CN202756134U - Hydraulic-driven stepless variable air inlet system - Google Patents

Abstract

The utility model aims at providing a hydraulic-driven stepless variable air inlet system which comprises an air inlet total pipe, a resonant cavity, an air inlet manifold and a hydraulic cavity, wherein the air inlet total pipe, the resonant cavity and the air inlet manifold are sequentially connected, the length of the air inlet manifold is variable, and the hydraulic cavity is sleeved on the air inlet manifold to adjust the length of the air inlet manifold.

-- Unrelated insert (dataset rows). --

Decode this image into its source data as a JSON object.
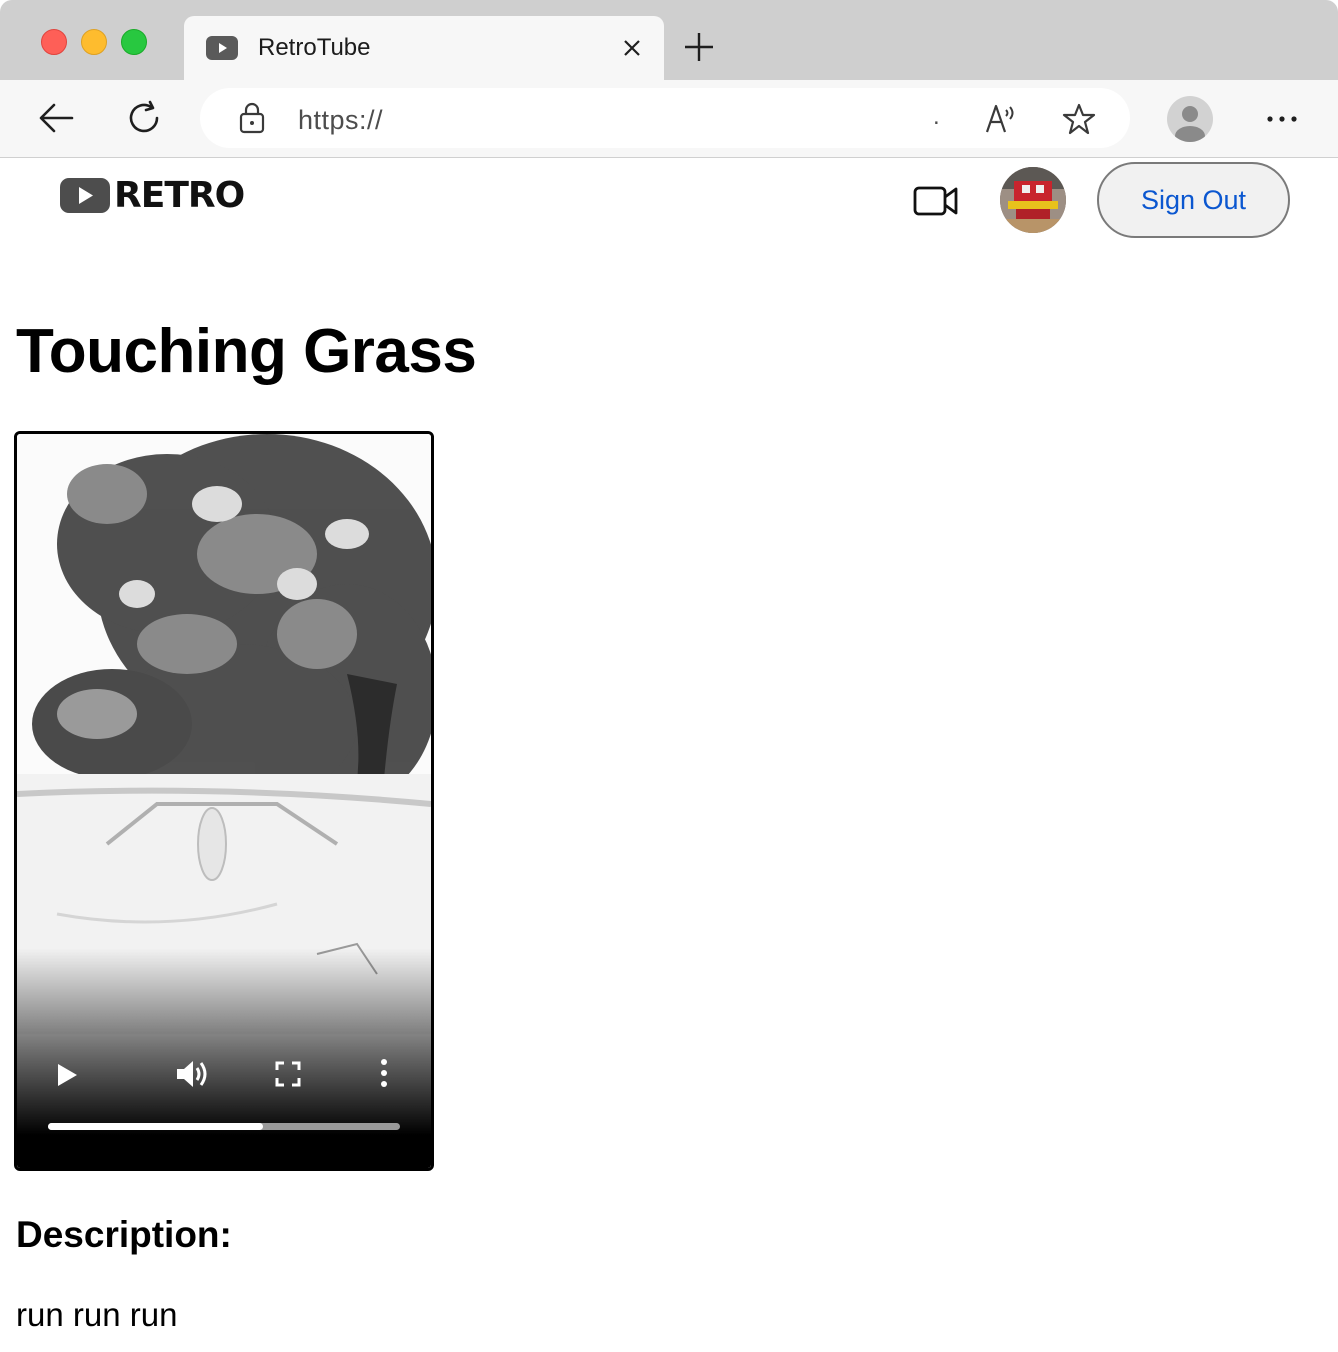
{
  "browser": {
    "tab_title": "RetroTube",
    "url": "https://",
    "url_tail": "."
  },
  "site": {
    "logo_text": "RETRO",
    "sign_out_label": "Sign Out",
    "accent_color": "#0b57d0"
  },
  "video": {
    "title": "Touching Grass",
    "progress": 0.61,
    "controls": [
      "play-icon",
      "volume-icon",
      "fullscreen-icon",
      "more-options-icon"
    ]
  },
  "description": {
    "heading": "Description:",
    "text": "run run run"
  }
}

The hydraulic-driven stepless variable air inlet system can achieve good resonance effect in a wide engine rotation speed range by changing the length of the resonant air inlet manifold in different working conditions, improves air inlet efficiency of an air engine, and accordingly improves output power and economical efficiency.

Description

Hydraulic driving stepless variable inlet system

Technical field

The utility model relates to a kind of motor, specifically the gas handling system of motor.

Background technique

Along with expanding economy, oil shortage and environmental pollution problem become increasingly conspicuous, exploitation and use new energy are human inevitable choices, natural gas resource has the advantages such as aboundresources, exhaust emission are low, low price day by day to be subject to people's attention, so natural gas engine has widely market application foreground.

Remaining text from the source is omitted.